Alyssa Wise mentioned that LA needs to be “learner centered”, which I think is vital, even as we begin to gather and process all of this data to make sense of it we need to remember that it’s about the students and all of our practices need to be focused on this and how we can help and enable learners to learn. I was glad that Dan Suthers also pointed out that learning at it’s core is a complex phenomena, but that there is a promise being held out by LA to help us “understanding and manage learning in its full complexity”, and how we can it help optimize learning. My big question and one that I think should be central to this whole conference is what we mean by optimizing learning? A lot of the ideas in this conference is about this idea of optimization and I hope that we continue to discuss/debate what optimization means within complex and varying learning communities and approaches.
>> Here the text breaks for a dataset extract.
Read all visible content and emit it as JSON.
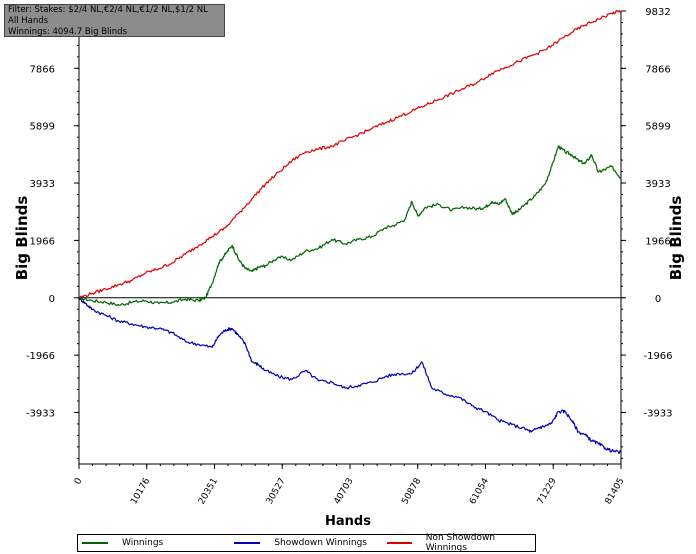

This idea by Dan goes very nicely with George Siemens idea of the increase of learner individualization, and with Phil Winne’s of engaging learners as participants in an ecology of experimentation. We want students to be authentic drivers of inquiry, investigation, and knowledge construction and we want to leverage LA as a means of aiding them in these processess – by connecting them new peers, new resources, new ideas that they may have been otherwise “blind” to (similar to what Dan said about weak ties).

My personal hope is that LA does live up to this ideal of really empowering learners to learn in ways that otherwise would be impossible (or prohibitively time consuming), and also critically giving teachers insight into the state of their class’ knowledge (and perhaps deeper information of the “global” state of knowledge) to drive learning and exploration in exciting new ways.

Only one morning in and so far very interesting and exciting – looking forward to the next few days!

Smart Classroom Concept Video

This is a short video shows one of our earliest prototype concepts around the kinds of interactions we envision taking place in a fully interactive smart classroom.

This video shows a teacher launching an activity using a multi-touch table, which then displays the activity content on the large format displays throughout the classroom.

The students can move freely throughout the room and capture data on their smartphones.

The students then “connect” with an interactive table which displays each students’ collective artifacts. The students can then discuss and share these artifacts using the multi-touch table as the mediator.